誰よりも華やかに、まだ見たことの無いような帯結びは大変喜ばれますね。

その為、華やかさを求めて練習に励む私たち着付師。


基本の帯結び⇒変化結び⇒創作帯結び


基本の帯結びから変化結びと呼ばれる帯結びが求められ、今では創作帯結びと呼ばれる更にゴージャスな帯結びへと移り変わってきました。

「変化結び」と言われた帯結びの頃は、基本をアレンジさせた帯結びで、それだけでも充分に凝った帯結びとして喜ばれていたことでしょう。

その頃はまだ、折りひだの美しさが守られていた頃なのだと思います。


それから三重紐という便利小物が誕生し、帯結びの羽根に動きが生まれるようになりました。

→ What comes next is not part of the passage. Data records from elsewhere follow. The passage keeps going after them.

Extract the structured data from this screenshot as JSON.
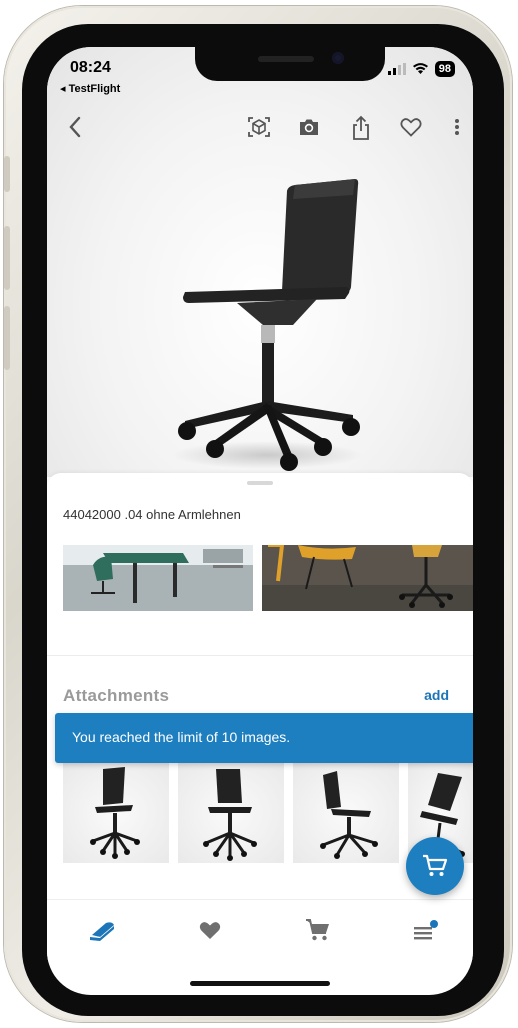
{
  "status_bar": {
    "time": "08:24",
    "back_app": "◂ TestFlight",
    "battery": "98"
  },
  "product": {
    "id_label": "44042000 .04 ohne Armlehnen"
  },
  "attachments": {
    "title": "Attachments",
    "add_label": "add"
  },
  "toast": {
    "message": "You reached the limit of 10 images."
  },
  "colors": {
    "accent": "#1d7fbf",
    "tab_active": "#1b75b8",
    "tab_inactive": "#6f6f6f"
  },
  "toolbar_icons": [
    "back-chevron-icon",
    "ar-view-icon",
    "camera-icon",
    "share-icon",
    "heart-icon",
    "more-vertical-icon"
  ],
  "tabs": [
    {
      "name": "catalog",
      "icon": "book-icon",
      "active": true
    },
    {
      "name": "favorites",
      "icon": "heart-icon",
      "active": false
    },
    {
      "name": "cart",
      "icon": "cart-icon",
      "active": false
    },
    {
      "name": "menu",
      "icon": "menu-icon",
      "active": false,
      "badge": true
    }
  ]
}
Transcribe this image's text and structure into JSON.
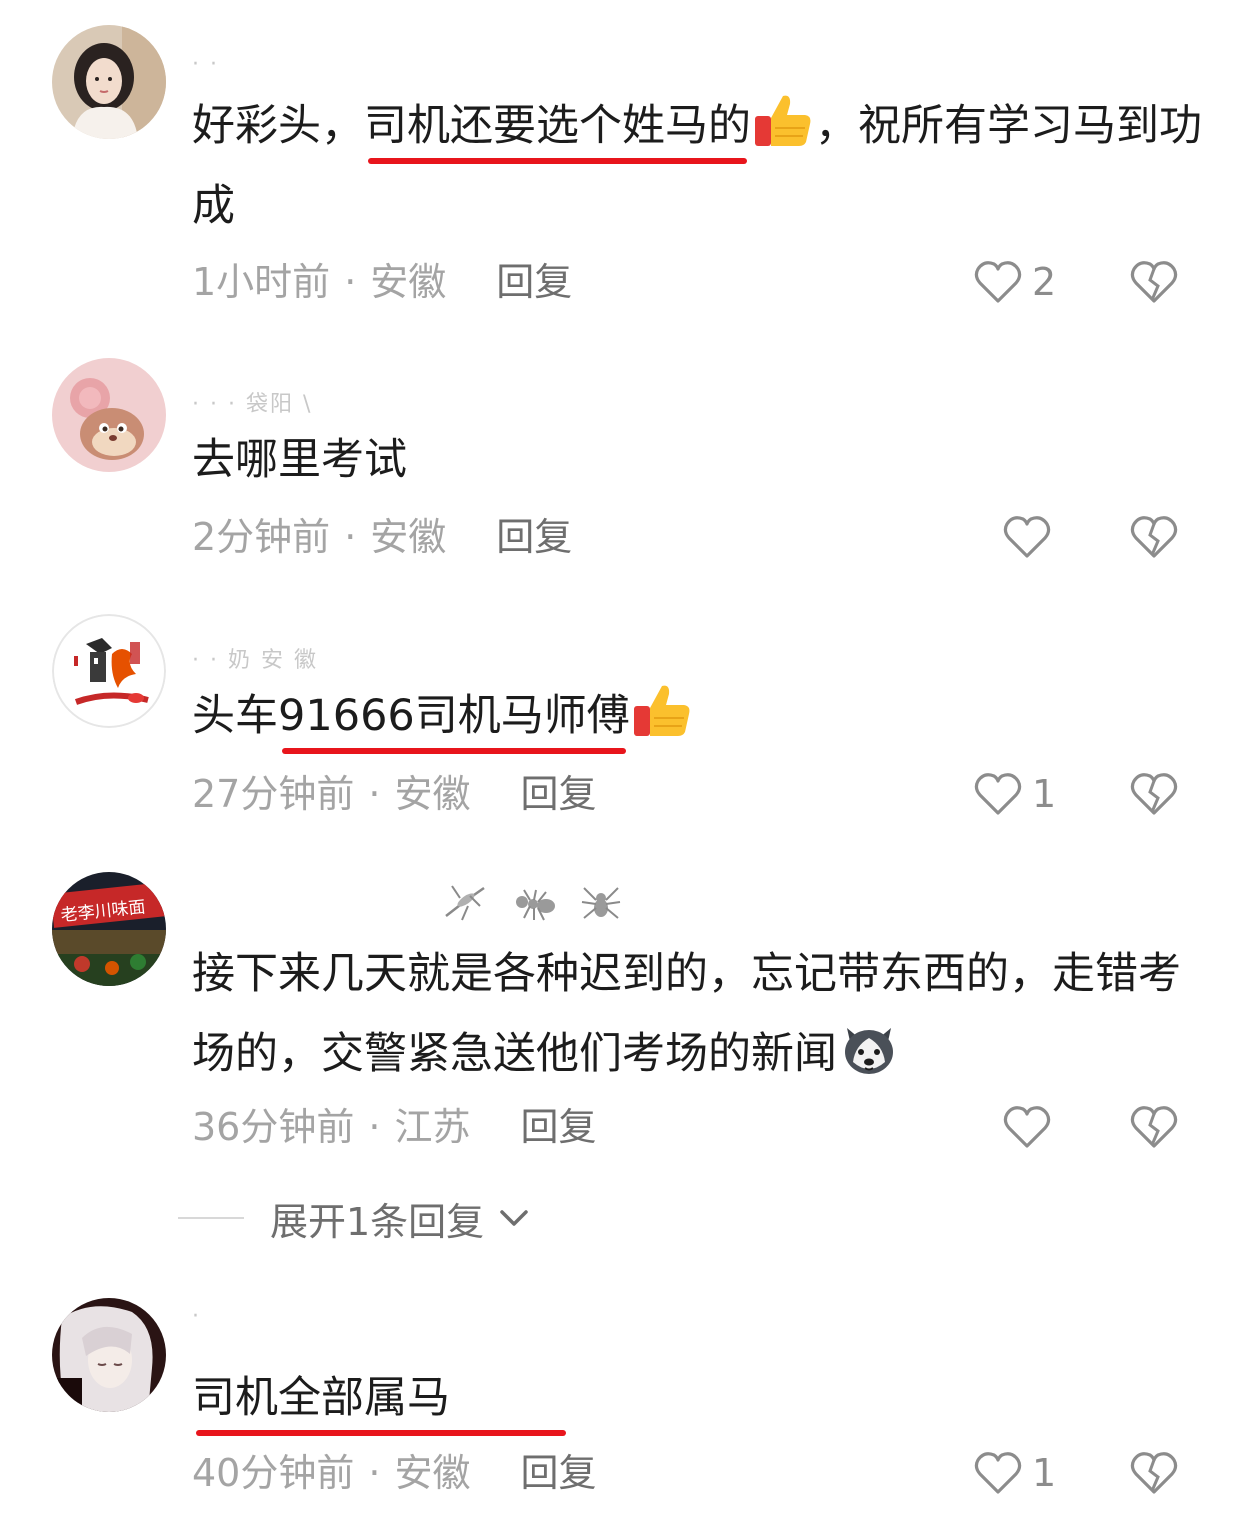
{
  "comments": [
    {
      "username": "· ·",
      "text_parts": [
        "好彩头，",
        "司机还要选个姓马的",
        "",
        "，祝所有学习马到功成"
      ],
      "time": "1小时前",
      "location": "安徽",
      "reply": "回复",
      "likes": "2"
    },
    {
      "username": "· · · 袋阳 \\",
      "text": "去哪里考试",
      "time": "2分钟前",
      "location": "安徽",
      "reply": "回复",
      "likes": ""
    },
    {
      "username": "· · 奶 安 徽",
      "text_parts": [
        "头车",
        "91666司机马师傅",
        ""
      ],
      "time": "27分钟前",
      "location": "安徽",
      "reply": "回复",
      "likes": "1"
    },
    {
      "username": "",
      "text": "接下来几天就是各种迟到的，忘记带东西的，走错考场的，交警紧急送他们考场的新闻",
      "time": "36分钟前",
      "location": "江苏",
      "reply": "回复",
      "likes": "",
      "avatar_text": "老李川味面"
    },
    {
      "username": "·",
      "text": "司机全部属马",
      "time": "40分钟前",
      "location": "安徽",
      "reply": "回复",
      "likes": "1"
    }
  ],
  "expand_replies": "展开1条回复",
  "separator": "·",
  "icons": {
    "like": "heart-outline-icon",
    "dislike": "broken-heart-icon",
    "thumbs": "thumbs-up-emoji",
    "dog": "husky-emoji",
    "expand": "chevron-down-icon"
  },
  "colors": {
    "underline": "#e8151c",
    "meta": "#a4a4a4",
    "text": "#1c1c1c"
  }
}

華やいだ帯結びに憧れ、「私も!」「私も!」と多くの方が求められます。


帯をいじめない帯結び


帯結びにも流行があって、どんどん華やかな仕上がりになるにつれ、帯にかかる負担は大きくなってきていますね。

動きを固定するために使う輪ゴムなどは帯への負担となっています。
私は帯への負担を考慮し、変化・創作帯結び用【透明ゴム】を使用しています。

基本を学ばれた着付師さんは、「帯を大事にする」気持ちが強くあると思います。
ですから三重紐に通す羽根にも細心の注意を払い、帯への負担を少なくするように考えますね。


私ももちろん、帯を大切に扱います(*^^*)
実践講座では着物や帯の取り扱い方法についてもお伝えしています。

クチャクチャにならないように輪ゴムをかける、三重紐をかける、帯を擦らないよう注意は必須です。

この作業に神経を遣っているのは親先生のひと言があったからです。

「帯をいじめない」

創作帯結びで華やかな帯結びが主流になると、仕上がりの美しさを求めるため経過の扱いは気にしなくなりがちです。

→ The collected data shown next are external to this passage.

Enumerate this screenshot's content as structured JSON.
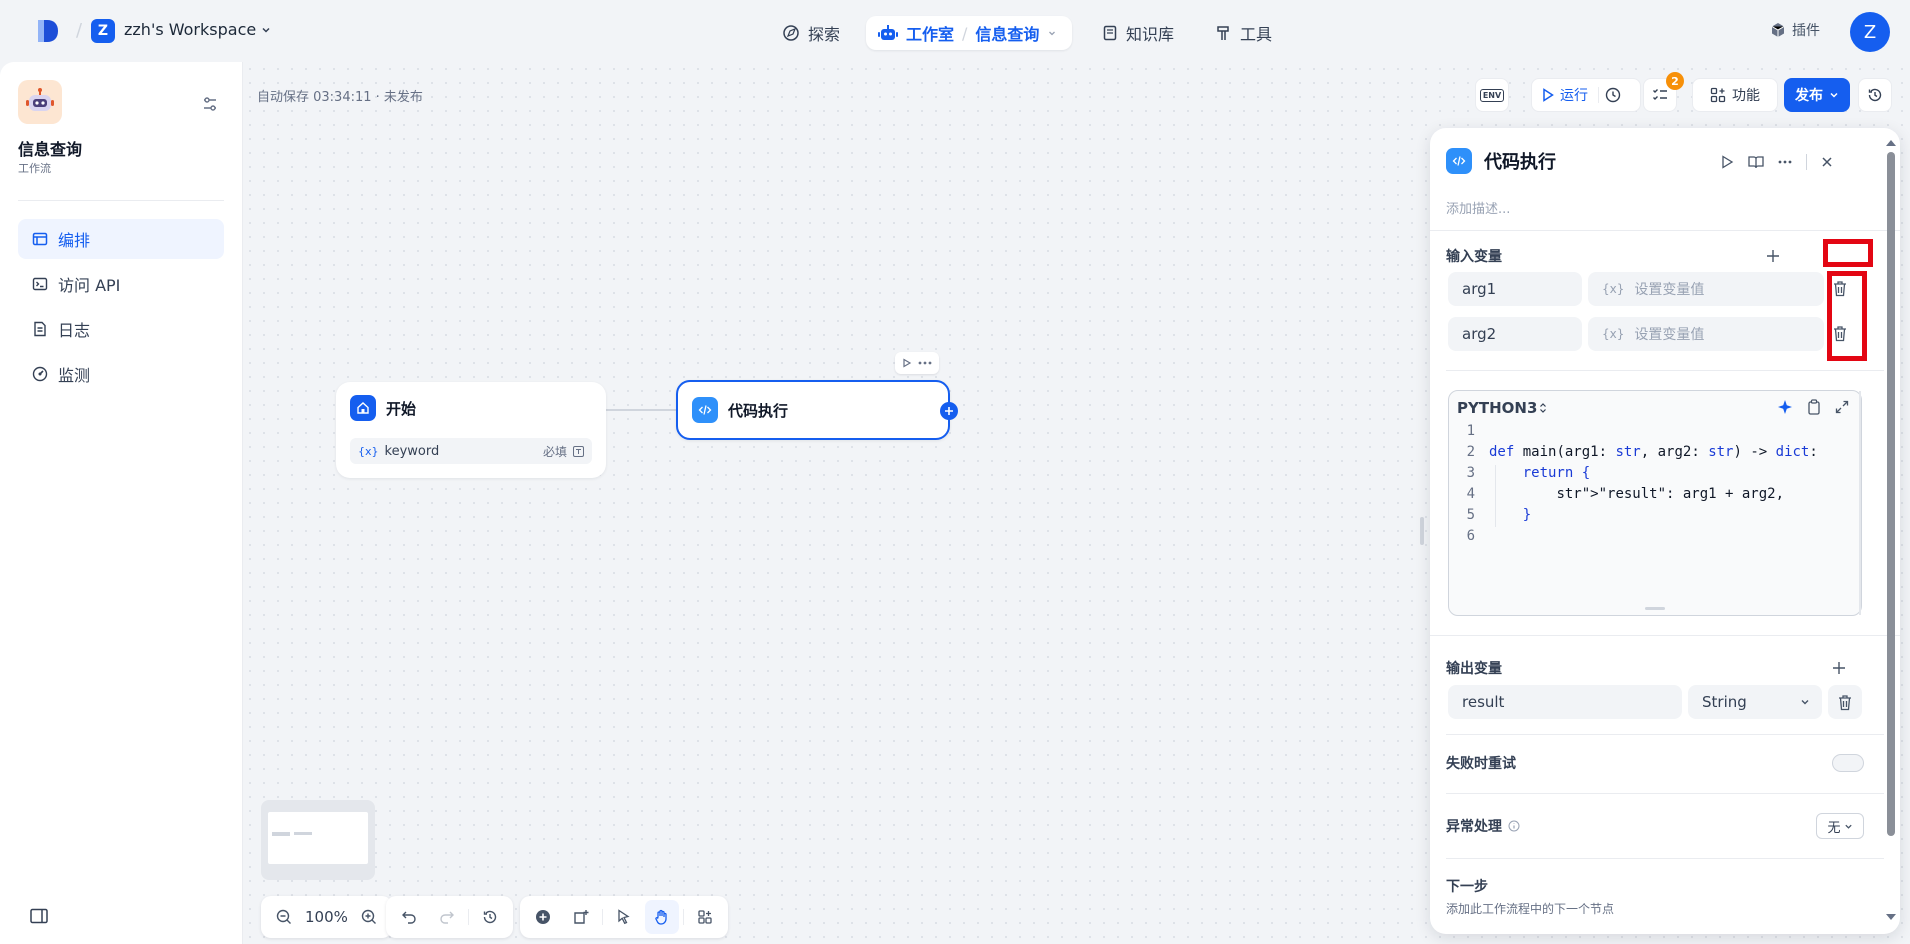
{
  "topbar": {
    "workspace_initial": "Z",
    "workspace_name": "zzh's Workspace",
    "nav_explore": "探索",
    "nav_studio": "工作室",
    "nav_app": "信息查询",
    "nav_knowledge": "知识库",
    "nav_tools": "工具",
    "plugin": "插件",
    "user_initial": "Z"
  },
  "sidebar": {
    "app_name": "信息查询",
    "app_type": "工作流",
    "items": [
      {
        "label": "编排",
        "icon": "orchestrate-icon",
        "active": true
      },
      {
        "label": "访问 API",
        "icon": "terminal-icon",
        "active": false
      },
      {
        "label": "日志",
        "icon": "logs-icon",
        "active": false
      },
      {
        "label": "监测",
        "icon": "monitor-icon",
        "active": false
      }
    ]
  },
  "canvas": {
    "autosave": "自动保存 03:34:11 · 未发布",
    "toolbar": {
      "env": "ENV",
      "run": "运行",
      "checklist_count": "2",
      "features": "功能",
      "publish": "发布"
    },
    "zoom": "100%"
  },
  "nodes": {
    "start": {
      "title": "开始",
      "var_name": "keyword",
      "var_required": "必填"
    },
    "code": {
      "title": "代码执行"
    }
  },
  "panel": {
    "title": "代码执行",
    "description_placeholder": "添加描述...",
    "input_vars_label": "输入变量",
    "input_vars": [
      {
        "name": "arg1",
        "value_placeholder": "设置变量值"
      },
      {
        "name": "arg2",
        "value_placeholder": "设置变量值"
      }
    ],
    "var_prefix": "{x}",
    "language": "PYTHON3",
    "code_lines": [
      "",
      "def main(arg1: str, arg2: str) -> dict:",
      "    return {",
      "        \"result\": arg1 + arg2,",
      "    }",
      ""
    ],
    "output_vars_label": "输出变量",
    "output_var_name": "result",
    "output_var_type": "String",
    "retry_label": "失败时重试",
    "error_label": "异常处理",
    "error_value": "无",
    "next_label": "下一步",
    "next_desc": "添加此工作流程中的下一个节点"
  },
  "colors": {
    "accent": "#155eef",
    "highlight_red": "#e30613",
    "badge_orange": "#f79009"
  }
}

左の羽根にグチャグチャのひだを取る、右の羽根にもグチャグチャの・・・。
これでは帯が可哀想ですね。

折りで作り上げる帯結びにすることで帯地への負担は少なくなります。


昔の袋帯は現代に比べ高価でしたね。(平均的にです)
中にはいずれは二重太鼓で結ぶ為に、それはそれは高価な袋帯をお求めになられていた方も多かったと思います。

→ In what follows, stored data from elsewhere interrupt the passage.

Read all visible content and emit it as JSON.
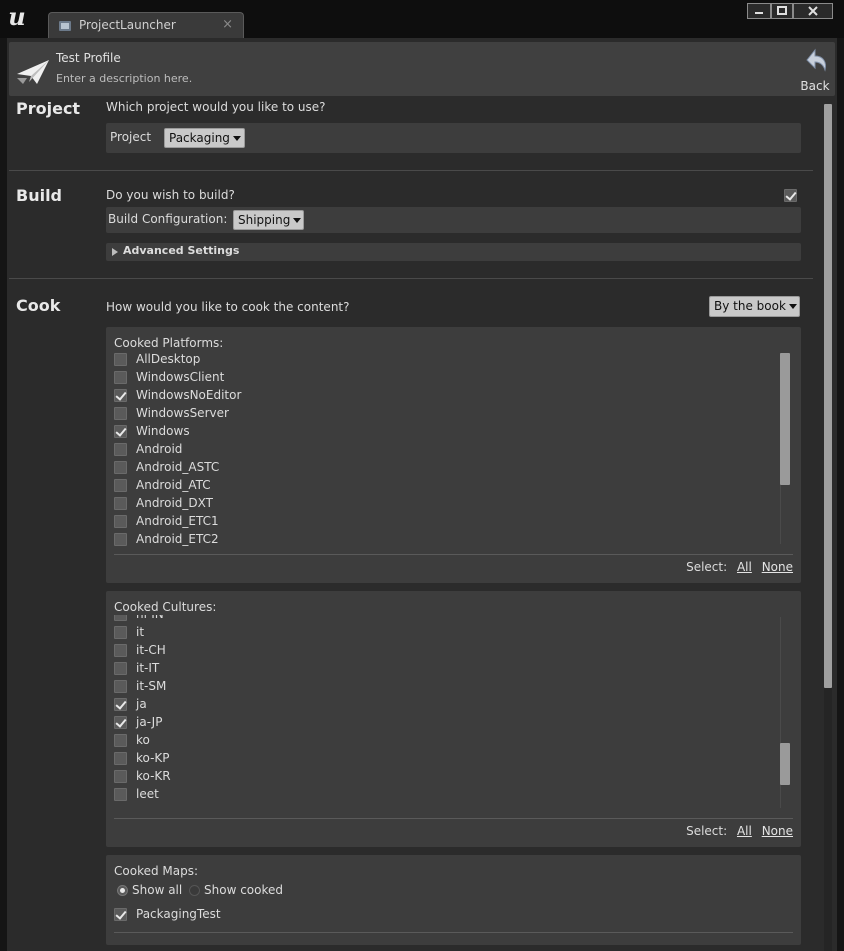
{
  "tab": {
    "label": "ProjectLauncher",
    "close": "×"
  },
  "header": {
    "title": "Test Profile",
    "description": "Enter a description here.",
    "back_label": "Back"
  },
  "project": {
    "title": "Project",
    "question": "Which project would you like to use?",
    "field_label": "Project",
    "value": "Packaging"
  },
  "build": {
    "title": "Build",
    "question": "Do you wish to build?",
    "enabled": true,
    "config_label": "Build Configuration:",
    "config_value": "Shipping",
    "advanced_label": "Advanced Settings"
  },
  "cook": {
    "title": "Cook",
    "question": "How would you like to cook the content?",
    "mode": "By the book",
    "platforms_label": "Cooked Platforms:",
    "platforms": [
      {
        "label": "AllDesktop",
        "checked": false
      },
      {
        "label": "WindowsClient",
        "checked": false
      },
      {
        "label": "WindowsNoEditor",
        "checked": true
      },
      {
        "label": "WindowsServer",
        "checked": false
      },
      {
        "label": "Windows",
        "checked": true
      },
      {
        "label": "Android",
        "checked": false
      },
      {
        "label": "Android_ASTC",
        "checked": false
      },
      {
        "label": "Android_ATC",
        "checked": false
      },
      {
        "label": "Android_DXT",
        "checked": false
      },
      {
        "label": "Android_ETC1",
        "checked": false
      },
      {
        "label": "Android_ETC2",
        "checked": false
      }
    ],
    "cultures_label": "Cooked Cultures:",
    "cultures": [
      {
        "label": "hi-IN",
        "checked": false
      },
      {
        "label": "it",
        "checked": false
      },
      {
        "label": "it-CH",
        "checked": false
      },
      {
        "label": "it-IT",
        "checked": false
      },
      {
        "label": "it-SM",
        "checked": false
      },
      {
        "label": "ja",
        "checked": true
      },
      {
        "label": "ja-JP",
        "checked": true
      },
      {
        "label": "ko",
        "checked": false
      },
      {
        "label": "ko-KP",
        "checked": false
      },
      {
        "label": "ko-KR",
        "checked": false
      },
      {
        "label": "leet",
        "checked": false
      }
    ],
    "select_label": "Select:",
    "select_all": "All",
    "select_none": "None",
    "maps_label": "Cooked Maps:",
    "show_all": "Show all",
    "show_cooked": "Show cooked",
    "maps": [
      {
        "label": "PackagingTest",
        "checked": true
      }
    ]
  }
}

今は振袖には振袖用。帯結びで折り線がつくからそんなに良いものは要らないよ!という考えが多いと思います。

ですから「帯をいじめない」というふうに考えなくてもいいのかもしれませんが、価格に関わらず、着付師さんが大事に扱ってくれたらやっぱり嬉しいものだと思います。
帯を解いたとき、クチャクチャになってしまった帯を見るよりは、折り線メインで残っている方がやっぱり嬉しいですよね。

これは着付師の腕の見せどころ?

着物もそうですが、脱いだ時のシワの状態で、どこまで配慮して着付けたかが分かりますでしょう?
帯結びも一緒ですね。


こうしてあれこれ考えるようになってくると、お客様のおもちの帯がどのようなお気持ちで購入されたものなのか、織り元のこだわりなども理解してから帯結びに入るようになります。
帯の価格を推理することまでは必要ありませんが、数万円の帯と数十万円の帯の違いはすぐに分かるくらいの判断力は必要でしょうね。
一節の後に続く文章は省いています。